The Additional Google services includes the apps that are more specialized. This includes AdSense, FeedBurner, Blogger, AdWords, Analytics, and lots more. They’re also enabled by default. Click on each service to disable them. You can also select them for all or specific organizational units.
Admin Roles
The Admin Roles lets you create new admins and assign their roles within the company. Assign their console and API privileges such as organizational units, users, security, groups, domain settings, reports, support, services, etc. The person who sets up the account is the Super Admin.
Domains
The Domains settings let you manage your domains. Add or remove them and whitelist external domains. The domain that you used to set up the account is the primary domain, but you can add aliases and create email addresses for any of the domains.
Data Migration
In Data Migrations you can migrate your email, contacts, and calendar. This is one of the more important areas to set up if you currently have users on a different service. It will migrate different types of mail servers and protocols. For email I recommend each member forward their emails, import old emails, import contacts, add a signature, and organize their inbox with labels and filters.
Ending Thoughts
G Suite has a lot of features for businesses of all sizes. It isn’t that difficult to set up. Most of the apps and features are enabled by default but you can customize each one individually if you want. What will take the most time is migrating your current data so that users won’t lose emails, contacts, and their calendar. Fortunately, this isn’t that difficult to do either.

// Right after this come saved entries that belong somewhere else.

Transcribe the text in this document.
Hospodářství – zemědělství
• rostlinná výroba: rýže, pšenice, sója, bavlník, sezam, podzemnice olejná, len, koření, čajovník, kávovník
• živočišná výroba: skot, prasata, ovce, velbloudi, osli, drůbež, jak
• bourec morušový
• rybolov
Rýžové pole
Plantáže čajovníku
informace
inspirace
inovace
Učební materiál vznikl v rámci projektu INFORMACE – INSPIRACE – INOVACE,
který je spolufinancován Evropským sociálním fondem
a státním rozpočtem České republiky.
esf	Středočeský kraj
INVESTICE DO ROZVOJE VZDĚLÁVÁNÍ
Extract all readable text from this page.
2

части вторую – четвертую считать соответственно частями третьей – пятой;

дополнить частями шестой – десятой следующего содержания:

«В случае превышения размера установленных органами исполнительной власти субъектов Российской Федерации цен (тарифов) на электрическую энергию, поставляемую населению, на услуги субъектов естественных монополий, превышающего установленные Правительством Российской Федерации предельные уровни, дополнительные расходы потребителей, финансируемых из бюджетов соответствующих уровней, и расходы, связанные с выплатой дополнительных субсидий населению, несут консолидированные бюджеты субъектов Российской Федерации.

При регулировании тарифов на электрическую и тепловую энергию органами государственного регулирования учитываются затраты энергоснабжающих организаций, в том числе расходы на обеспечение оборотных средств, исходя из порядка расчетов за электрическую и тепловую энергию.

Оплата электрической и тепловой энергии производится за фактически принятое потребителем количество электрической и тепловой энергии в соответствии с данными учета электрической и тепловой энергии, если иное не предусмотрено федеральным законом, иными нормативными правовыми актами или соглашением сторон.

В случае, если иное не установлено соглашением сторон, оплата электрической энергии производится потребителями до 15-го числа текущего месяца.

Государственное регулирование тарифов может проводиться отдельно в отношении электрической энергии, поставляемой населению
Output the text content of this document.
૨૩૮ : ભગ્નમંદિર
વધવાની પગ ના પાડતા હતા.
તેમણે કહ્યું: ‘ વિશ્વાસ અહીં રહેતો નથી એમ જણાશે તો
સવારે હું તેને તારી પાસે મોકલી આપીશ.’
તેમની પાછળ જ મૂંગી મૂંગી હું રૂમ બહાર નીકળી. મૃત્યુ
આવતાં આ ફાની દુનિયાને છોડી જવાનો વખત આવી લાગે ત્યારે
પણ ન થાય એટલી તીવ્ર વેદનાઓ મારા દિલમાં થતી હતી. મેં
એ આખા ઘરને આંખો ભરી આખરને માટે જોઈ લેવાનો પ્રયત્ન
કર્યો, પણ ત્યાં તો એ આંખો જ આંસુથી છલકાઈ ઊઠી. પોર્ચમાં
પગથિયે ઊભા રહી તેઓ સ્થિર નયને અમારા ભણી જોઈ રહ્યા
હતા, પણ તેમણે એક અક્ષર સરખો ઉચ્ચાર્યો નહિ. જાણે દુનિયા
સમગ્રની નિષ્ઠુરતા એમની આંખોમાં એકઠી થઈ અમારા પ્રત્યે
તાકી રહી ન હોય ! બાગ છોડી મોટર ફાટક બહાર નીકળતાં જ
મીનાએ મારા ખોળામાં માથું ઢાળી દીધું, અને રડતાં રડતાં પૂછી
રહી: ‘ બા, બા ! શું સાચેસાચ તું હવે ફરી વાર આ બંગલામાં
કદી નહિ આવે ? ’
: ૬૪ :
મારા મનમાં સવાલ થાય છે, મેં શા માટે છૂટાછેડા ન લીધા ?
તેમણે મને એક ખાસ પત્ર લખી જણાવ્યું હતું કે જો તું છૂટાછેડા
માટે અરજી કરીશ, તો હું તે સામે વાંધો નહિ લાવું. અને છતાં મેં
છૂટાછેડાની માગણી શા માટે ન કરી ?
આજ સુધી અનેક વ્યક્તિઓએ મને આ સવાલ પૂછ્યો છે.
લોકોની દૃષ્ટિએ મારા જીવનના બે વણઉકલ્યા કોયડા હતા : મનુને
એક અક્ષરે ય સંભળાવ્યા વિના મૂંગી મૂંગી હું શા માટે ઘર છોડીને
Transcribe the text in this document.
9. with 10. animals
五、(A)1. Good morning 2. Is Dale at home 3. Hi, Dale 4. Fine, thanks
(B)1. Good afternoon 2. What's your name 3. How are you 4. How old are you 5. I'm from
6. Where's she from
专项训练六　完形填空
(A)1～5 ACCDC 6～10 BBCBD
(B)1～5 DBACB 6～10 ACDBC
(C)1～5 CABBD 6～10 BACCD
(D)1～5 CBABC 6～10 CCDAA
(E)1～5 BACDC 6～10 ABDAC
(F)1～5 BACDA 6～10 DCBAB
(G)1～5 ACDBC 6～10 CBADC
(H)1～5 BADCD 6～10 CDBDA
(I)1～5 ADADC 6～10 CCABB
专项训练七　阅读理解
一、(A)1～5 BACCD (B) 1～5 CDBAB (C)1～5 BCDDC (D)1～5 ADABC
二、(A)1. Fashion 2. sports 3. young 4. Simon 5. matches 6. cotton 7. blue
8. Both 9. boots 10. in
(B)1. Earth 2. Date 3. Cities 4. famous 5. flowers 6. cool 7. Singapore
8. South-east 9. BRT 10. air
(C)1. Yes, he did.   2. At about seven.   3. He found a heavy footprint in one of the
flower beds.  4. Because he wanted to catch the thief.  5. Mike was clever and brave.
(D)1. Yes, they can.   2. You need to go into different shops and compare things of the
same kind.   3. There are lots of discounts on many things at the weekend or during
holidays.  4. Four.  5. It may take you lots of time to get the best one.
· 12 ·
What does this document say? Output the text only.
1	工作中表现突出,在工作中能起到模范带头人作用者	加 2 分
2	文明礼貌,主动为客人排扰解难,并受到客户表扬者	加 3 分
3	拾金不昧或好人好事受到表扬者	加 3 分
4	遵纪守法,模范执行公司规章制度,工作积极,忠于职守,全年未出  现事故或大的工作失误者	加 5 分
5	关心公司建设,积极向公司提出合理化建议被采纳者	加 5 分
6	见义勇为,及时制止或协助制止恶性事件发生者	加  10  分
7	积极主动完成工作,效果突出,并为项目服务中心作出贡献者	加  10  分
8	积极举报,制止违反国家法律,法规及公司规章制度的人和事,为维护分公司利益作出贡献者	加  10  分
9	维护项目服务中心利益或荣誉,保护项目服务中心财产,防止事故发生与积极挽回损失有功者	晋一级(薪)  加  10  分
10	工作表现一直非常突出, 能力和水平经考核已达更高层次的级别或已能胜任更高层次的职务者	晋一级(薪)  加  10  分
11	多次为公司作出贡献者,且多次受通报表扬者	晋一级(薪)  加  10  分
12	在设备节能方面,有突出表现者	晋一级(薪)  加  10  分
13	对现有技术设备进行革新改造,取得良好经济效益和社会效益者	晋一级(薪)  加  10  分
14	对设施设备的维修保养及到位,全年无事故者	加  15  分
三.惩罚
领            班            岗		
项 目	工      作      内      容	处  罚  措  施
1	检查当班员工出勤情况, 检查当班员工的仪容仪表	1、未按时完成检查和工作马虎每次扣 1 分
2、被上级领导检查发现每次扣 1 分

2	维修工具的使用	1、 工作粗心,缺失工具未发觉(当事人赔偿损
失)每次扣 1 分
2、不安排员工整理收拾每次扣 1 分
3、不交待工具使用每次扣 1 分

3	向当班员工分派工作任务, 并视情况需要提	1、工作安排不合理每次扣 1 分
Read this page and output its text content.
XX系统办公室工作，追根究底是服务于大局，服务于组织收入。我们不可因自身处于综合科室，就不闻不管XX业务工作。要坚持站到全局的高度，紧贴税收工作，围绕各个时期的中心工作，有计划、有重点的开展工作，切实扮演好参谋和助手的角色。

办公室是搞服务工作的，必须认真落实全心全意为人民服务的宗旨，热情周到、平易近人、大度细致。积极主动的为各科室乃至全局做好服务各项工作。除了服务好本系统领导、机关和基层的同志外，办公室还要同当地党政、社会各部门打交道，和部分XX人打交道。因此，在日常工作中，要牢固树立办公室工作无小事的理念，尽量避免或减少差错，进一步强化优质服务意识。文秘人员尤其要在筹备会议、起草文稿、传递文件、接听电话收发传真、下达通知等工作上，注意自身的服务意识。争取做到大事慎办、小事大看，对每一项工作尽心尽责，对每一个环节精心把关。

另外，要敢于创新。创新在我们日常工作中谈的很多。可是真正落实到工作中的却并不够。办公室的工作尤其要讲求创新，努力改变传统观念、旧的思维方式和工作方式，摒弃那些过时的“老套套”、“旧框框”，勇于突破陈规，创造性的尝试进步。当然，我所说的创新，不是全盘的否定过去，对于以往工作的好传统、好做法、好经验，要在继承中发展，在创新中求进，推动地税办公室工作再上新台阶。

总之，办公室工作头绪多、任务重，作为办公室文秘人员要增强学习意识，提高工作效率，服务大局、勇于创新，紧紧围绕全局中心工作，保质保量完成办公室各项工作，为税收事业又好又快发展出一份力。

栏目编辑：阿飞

Considering what G Suite provides at its price-point, and how easy it is to set up for business, it’s easy to see why it’s so popular.
We want to hear from you. Do you use G Suite for your business? Let us know what you think about it in the comments.
I believe the APP building capabilities of Google MB are still unrated. Hopefully more developers will take action and advantage of it.
Great article Randy!
Nice tips, Google has narrowed the features gap from what it was years ago, G Suite’s docs and slideshow options still remain more limited than Microsoft’s Word and PowerPoint. So if you feel the need for every possible feature just in case, Office is the better choice.
G Suite was built for the internet — no surprise there, given Google’s post-PC heritage. That approach has informed its applications, which work on the cloud. It also means that your company won’t ever lose data or documents because all the changes on Google documents get automatically saved and backed up to a Google cloud. All your team needs is a web browser on a computer or mobile device with internet access.